Stigma dan persekusi terhadap LGBT

Di perkotaan, kelompok LGBT lebih terbuka dan diterima karena pendidikan masyarakat sudah tinggi.

Dalam lingkup terkecil, seperti keluarga, kaum LGBT menjadi minoritas dan terstigma. /Pixabay.com

Derajad mengatakan, kelompok LGBT bisa leluasa berkumpul di ruang publik lantaran warga kota sudah menyadari kedudukan, hak, dan kewajibannya. Namun, penerimaan untuk kelompok LGBT itu, menurut Derajad, baru terjadi dalam konteks perkotaan saja.

“Di perkotaan, kelompok LGBT lebih terbuka dan diterima karena pendidikan masyarakat sudah tinggi. Gaya hidup yang individual juga memungkinkan interaksi LGBT makin terbuka,” kata Derajad saat dihubungi, Selasa (29/1).

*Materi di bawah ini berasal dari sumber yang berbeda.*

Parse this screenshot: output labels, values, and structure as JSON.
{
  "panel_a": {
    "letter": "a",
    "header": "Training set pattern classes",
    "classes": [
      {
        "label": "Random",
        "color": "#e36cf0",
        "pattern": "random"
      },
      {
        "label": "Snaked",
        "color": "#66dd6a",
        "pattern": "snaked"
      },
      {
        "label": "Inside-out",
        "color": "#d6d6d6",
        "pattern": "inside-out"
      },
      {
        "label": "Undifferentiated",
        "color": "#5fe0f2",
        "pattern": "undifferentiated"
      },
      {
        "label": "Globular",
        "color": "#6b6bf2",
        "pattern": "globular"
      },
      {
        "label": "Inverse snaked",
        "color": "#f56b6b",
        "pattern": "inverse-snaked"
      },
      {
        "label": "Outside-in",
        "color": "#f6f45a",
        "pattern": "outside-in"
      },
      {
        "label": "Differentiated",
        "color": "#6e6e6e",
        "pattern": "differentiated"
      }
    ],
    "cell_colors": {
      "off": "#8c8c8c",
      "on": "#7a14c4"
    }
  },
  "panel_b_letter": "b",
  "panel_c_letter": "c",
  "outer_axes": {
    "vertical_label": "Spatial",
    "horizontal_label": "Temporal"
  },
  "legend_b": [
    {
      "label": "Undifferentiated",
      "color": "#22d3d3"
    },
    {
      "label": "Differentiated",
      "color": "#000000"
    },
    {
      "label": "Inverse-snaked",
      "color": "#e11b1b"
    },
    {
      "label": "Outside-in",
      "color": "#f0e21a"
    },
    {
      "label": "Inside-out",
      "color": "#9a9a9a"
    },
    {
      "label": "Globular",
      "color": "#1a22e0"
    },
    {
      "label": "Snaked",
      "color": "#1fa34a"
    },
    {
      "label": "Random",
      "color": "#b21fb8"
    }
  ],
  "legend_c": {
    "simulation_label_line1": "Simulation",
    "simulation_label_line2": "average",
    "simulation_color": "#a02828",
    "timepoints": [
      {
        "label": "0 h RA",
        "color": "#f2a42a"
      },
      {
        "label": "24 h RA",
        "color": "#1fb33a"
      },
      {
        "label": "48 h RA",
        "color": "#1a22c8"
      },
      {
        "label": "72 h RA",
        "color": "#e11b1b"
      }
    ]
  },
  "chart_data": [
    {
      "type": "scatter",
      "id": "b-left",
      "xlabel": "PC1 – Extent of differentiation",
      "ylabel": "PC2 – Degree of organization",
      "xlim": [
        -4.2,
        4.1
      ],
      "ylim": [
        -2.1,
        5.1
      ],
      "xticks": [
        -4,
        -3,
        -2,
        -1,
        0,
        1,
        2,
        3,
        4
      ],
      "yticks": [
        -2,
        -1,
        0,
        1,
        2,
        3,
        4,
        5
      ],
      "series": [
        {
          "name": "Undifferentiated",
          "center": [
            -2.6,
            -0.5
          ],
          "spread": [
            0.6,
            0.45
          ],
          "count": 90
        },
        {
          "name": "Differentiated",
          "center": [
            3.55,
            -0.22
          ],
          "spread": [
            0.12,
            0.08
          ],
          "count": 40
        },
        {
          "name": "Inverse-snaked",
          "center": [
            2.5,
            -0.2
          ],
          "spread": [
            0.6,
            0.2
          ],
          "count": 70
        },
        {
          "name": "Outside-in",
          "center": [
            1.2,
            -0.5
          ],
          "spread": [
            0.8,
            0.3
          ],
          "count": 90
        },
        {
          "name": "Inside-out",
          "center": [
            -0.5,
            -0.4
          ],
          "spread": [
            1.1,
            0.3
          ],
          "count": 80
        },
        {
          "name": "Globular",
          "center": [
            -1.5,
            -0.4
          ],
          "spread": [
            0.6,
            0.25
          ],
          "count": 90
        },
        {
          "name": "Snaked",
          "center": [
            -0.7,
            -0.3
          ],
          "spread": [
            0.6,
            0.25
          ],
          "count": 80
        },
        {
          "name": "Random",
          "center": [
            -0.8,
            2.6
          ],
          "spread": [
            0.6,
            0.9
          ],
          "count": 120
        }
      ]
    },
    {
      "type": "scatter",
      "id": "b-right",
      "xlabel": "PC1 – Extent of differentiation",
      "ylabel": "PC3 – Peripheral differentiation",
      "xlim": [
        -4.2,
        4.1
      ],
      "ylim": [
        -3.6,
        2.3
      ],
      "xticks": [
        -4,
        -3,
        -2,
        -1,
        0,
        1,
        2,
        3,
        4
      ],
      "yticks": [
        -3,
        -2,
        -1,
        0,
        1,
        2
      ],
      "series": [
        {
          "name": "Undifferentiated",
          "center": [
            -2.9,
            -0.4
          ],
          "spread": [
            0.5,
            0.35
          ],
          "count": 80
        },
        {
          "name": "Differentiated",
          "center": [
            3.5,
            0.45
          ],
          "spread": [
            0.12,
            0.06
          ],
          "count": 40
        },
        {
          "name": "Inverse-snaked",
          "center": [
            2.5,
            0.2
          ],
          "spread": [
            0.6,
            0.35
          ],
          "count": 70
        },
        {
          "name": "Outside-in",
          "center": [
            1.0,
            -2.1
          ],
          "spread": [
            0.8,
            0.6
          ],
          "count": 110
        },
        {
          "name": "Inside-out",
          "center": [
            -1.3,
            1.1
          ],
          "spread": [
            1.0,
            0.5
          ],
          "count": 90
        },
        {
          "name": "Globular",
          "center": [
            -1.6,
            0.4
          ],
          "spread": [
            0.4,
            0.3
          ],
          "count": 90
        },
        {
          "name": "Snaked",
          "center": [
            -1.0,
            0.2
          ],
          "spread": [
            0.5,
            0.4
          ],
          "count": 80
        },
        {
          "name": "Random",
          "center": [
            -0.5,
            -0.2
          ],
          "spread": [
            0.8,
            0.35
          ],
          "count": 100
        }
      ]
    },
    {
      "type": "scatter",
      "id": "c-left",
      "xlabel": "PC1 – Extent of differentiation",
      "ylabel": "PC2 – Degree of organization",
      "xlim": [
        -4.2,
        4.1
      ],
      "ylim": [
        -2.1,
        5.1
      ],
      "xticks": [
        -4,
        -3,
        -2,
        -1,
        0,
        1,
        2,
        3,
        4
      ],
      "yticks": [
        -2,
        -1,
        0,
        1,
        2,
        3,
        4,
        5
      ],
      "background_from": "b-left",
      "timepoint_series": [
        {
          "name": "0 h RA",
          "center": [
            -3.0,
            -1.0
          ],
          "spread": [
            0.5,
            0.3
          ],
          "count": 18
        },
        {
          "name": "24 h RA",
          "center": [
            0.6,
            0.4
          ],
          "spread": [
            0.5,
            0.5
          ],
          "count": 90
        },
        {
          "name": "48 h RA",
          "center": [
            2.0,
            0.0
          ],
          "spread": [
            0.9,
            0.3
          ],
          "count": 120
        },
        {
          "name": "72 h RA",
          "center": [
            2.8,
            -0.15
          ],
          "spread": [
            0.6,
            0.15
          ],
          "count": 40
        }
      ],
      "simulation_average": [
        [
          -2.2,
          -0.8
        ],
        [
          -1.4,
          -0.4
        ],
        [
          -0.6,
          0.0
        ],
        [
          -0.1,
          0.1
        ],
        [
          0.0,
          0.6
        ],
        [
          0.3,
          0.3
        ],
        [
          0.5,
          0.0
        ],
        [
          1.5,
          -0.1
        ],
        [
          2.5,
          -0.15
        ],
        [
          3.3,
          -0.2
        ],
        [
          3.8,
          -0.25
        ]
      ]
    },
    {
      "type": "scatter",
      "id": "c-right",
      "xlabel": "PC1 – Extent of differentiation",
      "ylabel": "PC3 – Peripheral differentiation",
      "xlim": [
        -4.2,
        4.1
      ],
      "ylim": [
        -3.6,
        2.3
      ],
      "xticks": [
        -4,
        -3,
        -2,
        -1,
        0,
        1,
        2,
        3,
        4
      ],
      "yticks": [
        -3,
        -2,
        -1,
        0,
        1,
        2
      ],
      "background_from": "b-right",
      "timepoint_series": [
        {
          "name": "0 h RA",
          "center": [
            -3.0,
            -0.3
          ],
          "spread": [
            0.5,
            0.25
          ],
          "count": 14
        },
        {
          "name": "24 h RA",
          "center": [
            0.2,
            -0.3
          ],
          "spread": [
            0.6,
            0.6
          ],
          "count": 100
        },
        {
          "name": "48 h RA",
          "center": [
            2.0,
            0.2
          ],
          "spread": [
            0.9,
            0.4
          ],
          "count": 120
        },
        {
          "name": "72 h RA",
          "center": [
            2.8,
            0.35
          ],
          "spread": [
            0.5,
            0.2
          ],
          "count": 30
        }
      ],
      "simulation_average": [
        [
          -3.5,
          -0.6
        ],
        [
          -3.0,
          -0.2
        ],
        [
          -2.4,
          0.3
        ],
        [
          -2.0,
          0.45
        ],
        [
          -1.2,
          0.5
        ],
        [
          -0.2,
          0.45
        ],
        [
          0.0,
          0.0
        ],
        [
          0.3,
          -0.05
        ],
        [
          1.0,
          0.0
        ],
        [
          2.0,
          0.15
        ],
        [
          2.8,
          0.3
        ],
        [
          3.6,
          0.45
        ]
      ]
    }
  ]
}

Oleh karena itu, Derajad mendorong agar desa atau kota yang sedang berkembang, tak lagi memarginalkan warganya. Termasuk kelompok LGBT.

Faktanya, kata dia, ada nilai dan norma sosial yang kerap menghambat pemenuhan hak kelompok-kelompok minoritas.

Sementara itu, Ketua Federasi Arus Pelangi Ryan Korbarri mengatakan, masih banyak sentimen negatif yang dilekatkan publik kepada kaum LGBT. Bahkan, dalam lingkup kecil keluarga, mereka menghadapi banyak risiko penolakan.